The following article should be of interest to all our readers, regardless of union affiliation or state of residency. This legislation, newly passed in Illinois and awaiting the governor's signature, is a model for all states in protecting railroad employees from the bold and intrusive interference by railroads in confidential medical treatment. Our hats off to Joe Szabo and his crew, John Burner and Joe Guy, at the Illinois Legislative Board.
Total victory achieved as Illinois House votes to concur with bill penalizing RR interference with injured workers' medical treatment — Legislation heads to governor for signature
SPRINGFIELD (May 28) — In the last frenzied moments before final adjournment the Illinois House voted today to concur with a Senate version of H.B. 2449, making the UTU's long-awaited employee medical-treatment protection bill eligible for the governor's signature and enactment into law.

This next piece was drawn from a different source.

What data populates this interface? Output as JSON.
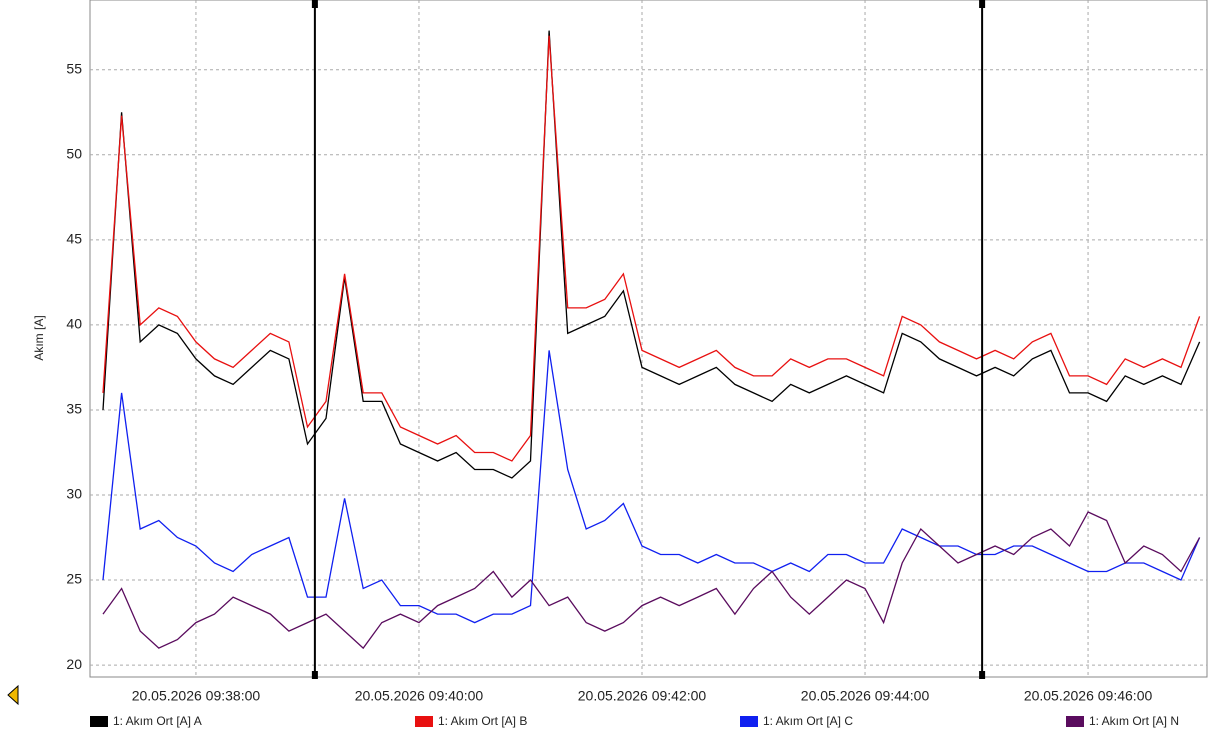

"This is a total victory for the UTU membership and a victory BY the UTU membership," said UTU Illinois Legislative Director Joseph C. Szabo. "They chose to use their power and really showed their power. Individual contacts from constituents were the main reason legislators agreed to pass this precedent-setting legislation. It really shows what organized employees can bring to bear on government when they coordinate their efforts and act as a unified team."
Introduced Feb.18 by the only UTU member in the General Assembly, State Rep. Eddie Washington (D-North Chicago), H.B. 2449 set out to end a string of managerial abuses that all of the railroad crafts had been reporting to their union leaders for years.
"Eddie brought a lot of passion and a lot of personal experience to this fight because of his own railroad background," Szabo said. "And when we organized our telephone campaign, our members brought their own experiences to the attention of the legislators. They didn't just phone in their opinions. They phoned in their case histories. Even if they hadn't been denied medical treatment, they usually knew a co-worker who had. Their calls had the ring of authenticity."
Szabo said H.B. 2449 was "precedent-setting" for the nation because once the bill is signed, Illinois will become the first state to bring severe financial penalties to bear on any railroad whose managers attempt to deny or delay medical treatment from an employee injured in the workplace, or who attempt to interfere with a course of medical treatment after it is under way.
The bill will fine a railroad up to $10,000 for each violation," he said, noting that each separate attempt to interfere with an employee's treatment can be counted as a violation.
"Suppose an employee stumbles in a railroad yard and hurts his knee and tells his supervisor he needs to see a physician," Szabo said. "Instead of taking him to the emergency room, the trainmaster tells him to wait and fill out an accident report or make a formal statement before he can go to the doctor.
"That counts as one violation," Szabo said. "It's a delay to prompt medical treatment. If proved, it could result in the Illinois Commerce Commission fining the railroad up to $10,000.
"Now let's say an hour or two passes and the employee's supervisor finally takes him to the doctor's office," Szabo said. But if the supervisor goes into the consulting room with the employee, that breaches the confidentiality of the doctor-patient relationship. That would be construed as an attempt to interfere with the employee's treatment—a second violation--and could result in another fine of up to $10,000.
"Finally, suppose the same employee receives a prescription for pain-relieving drugs—and the supervisor asks the doctor whether an over-the-counter medication can be substituted. This, too, is an attempt to interfere with the employee's medical treatment and could bring an additional fine".
Because H.B. 2449 labels each act of attempted delay, denial or interference as a separate count, the same injury could result in an employer being fined multiple times in connection with the same injury, Szabo said.
"Depending upon the acts committed by an employer, the cost to the carrier could run as high as $30,0000 - $50,000 or more," he said. In addition to active membership involvement, Szabo credited Assistant State Director John Burner for his never wavering efforts. "John took this bill so personally and literally worked himself to the ground to ensure passage," Szabo said. "Nothing feels better than knowing you have made a difference for others."
Szabo was also quick to credit Alternate State Director Bob Guy. "John Burner is so well established and has developed such a personal report with the Representatives and Senators," Szabo said. "But on this bill, Bob Guy so solidly established himself as a real player in the State House"
"Teamwork brings victories," Szabo said. "And the teamwork of members across the state – along with their UTU team in Springfield – achieved this total victory."